A long term volunteer explained that if we give one we have to have for everybody, and if we do that the police would prevent us from ever returning.
“If you can, you try. That’s all I ask.” There must be hope. She gave us the warmest hugs as we left her.
We stopped to talk to two women sitting under the trees with a little boy and girl. They were sharing out a watermelon and invited us to join them and eat. They had lost many of their possessions too, but not their dignity and deep sense of hospitality.
I had wait a moment before we emerged from the bushes. I didn’t want the other people to see my tear-stained cheeks.
Each day long term volunteers, and any others volunteering with the Mobile Women’s Centre, go out to Puythouk and visit the women and their families. They jot down a list of any requests the women have for themselves or their children, and they gather up what is possible from the Salam warehouse or supermarket the next morning. After lunch they deliver the items in bin bags labelled with the family’s name the following day.
I worked with them for two days and we provided clothes, shoes, toys, hygiene items, water and some snack treats – minimal amounts to meet basic human needs. We also provided a carrycot for Keyna, who was waiting to be reunited with her husband and children in the UK. During the day she shelters alone under a bush with her baby, relying on a young boy from a neighbouring family to translate for her if she needs help.
The volunteers check each day if the women have any specific problems. They take them to hospital if they need medical attention, put them in touch with the Dunkirk Legal Team if they need advice, and with Gynae Sans Frontiers if they are pregnant or have concerns about their children or babies. A young Kurdish man, who now has asylum in France, works with Gynae Sans Frontiers, and acts as a translator in many different situations, such as the case of the “5 bambinos”.

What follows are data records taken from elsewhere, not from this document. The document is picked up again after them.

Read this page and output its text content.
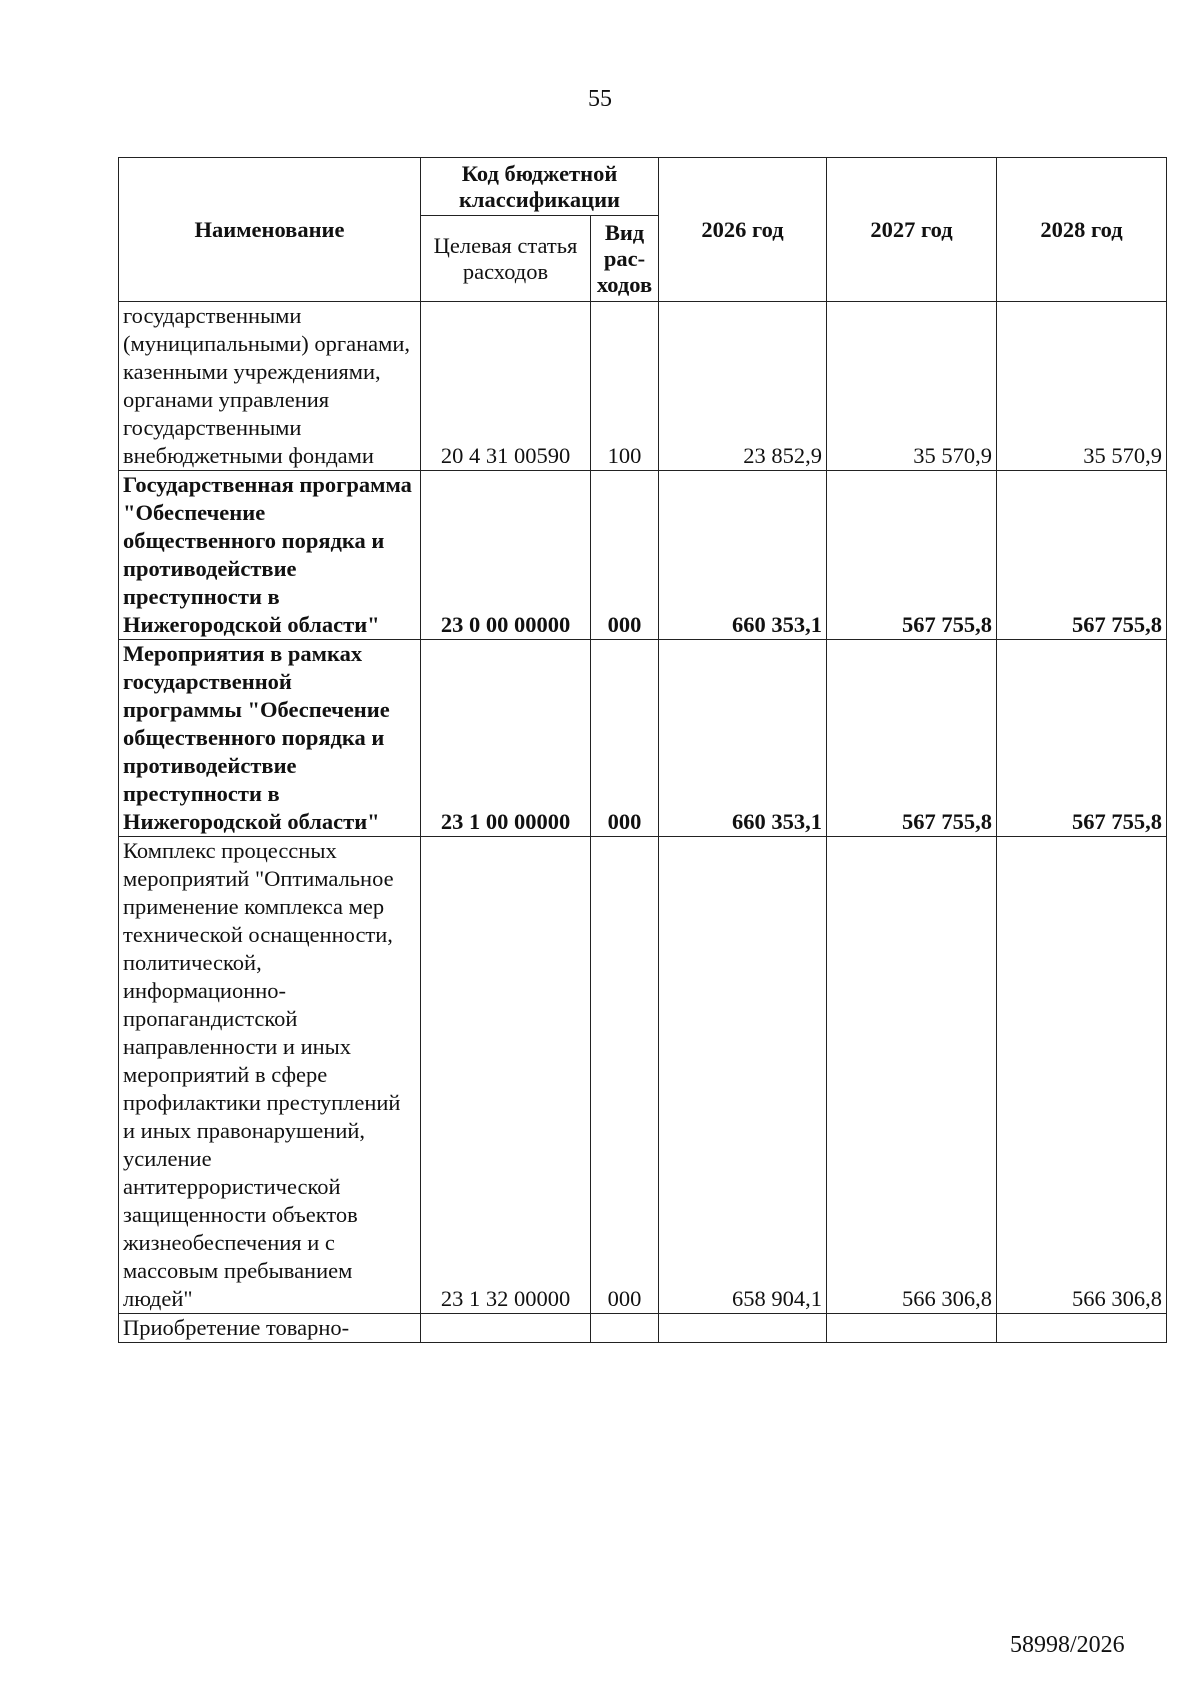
55
Наименование	Код бюджетной классификации		2026 год	2027 год	2028 год
	Целевая статья расходов	Вид рас-ходов			
государственными (муниципальными) органами, казенными учреждениями, органами управления государственными внебюджетными фондами	20 4 31 00590	100	23 852,9	35 570,9	35 570,9
Государственная программа "Обеспечение общественного порядка и противодействие преступности в Нижегородской области"	23 0 00 00000	000	660 353,1	567 755,8	567 755,8
Мероприятия в рамках государственной программы "Обеспечение общественного порядка и противодействие преступности в Нижегородской области"	23 1 00 00000	000	660 353,1	567 755,8	567 755,8
Комплекс процессных мероприятий "Оптимальное применение комплекса мер технической оснащенности, политической, информационно-пропагандистской направленности и иных мероприятий в сфере профилактики преступлений и иных правонарушений, усиление антитеррористической защищенности объектов жизнеобеспечения и с массовым пребыванием людей"	23 1 32 00000	000	658 904,1	566 306,8	566 306,8
Приобретение товарно-					
58998/2026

Just as we were leaving we ame across five young unaccompanied boys of 16 resting under a tree. They had arrived that afternoon and told us they were “bambinos”. They had nothing but the clothes they arrived in. They were tired, hungry and had not been able to wash for two days. In situations such as this, where the boys spoke virtually no English, the Kurdish translator is invaluable to help explain the help on offer and their options.
Children have a right to shelter but this means presenting themselves at the police station and giving their names and ages. This, of course, provides a problem as many do not want to deal with the police who are seen as a threat.
However, we were able to provide them with a fresh set of clothes, hygiene products and some goodies to eat while they waited for Refugee Community Kitchen to arrive with a hot meal.
As we got in our car and drove back down the track, Dilvan appeared through the trees. She smiled at us and waved. I am in awe of how much these people have been through and still remain warm, friendly, hopeful and determined. But what else can they do? Going back, for many, is not an option.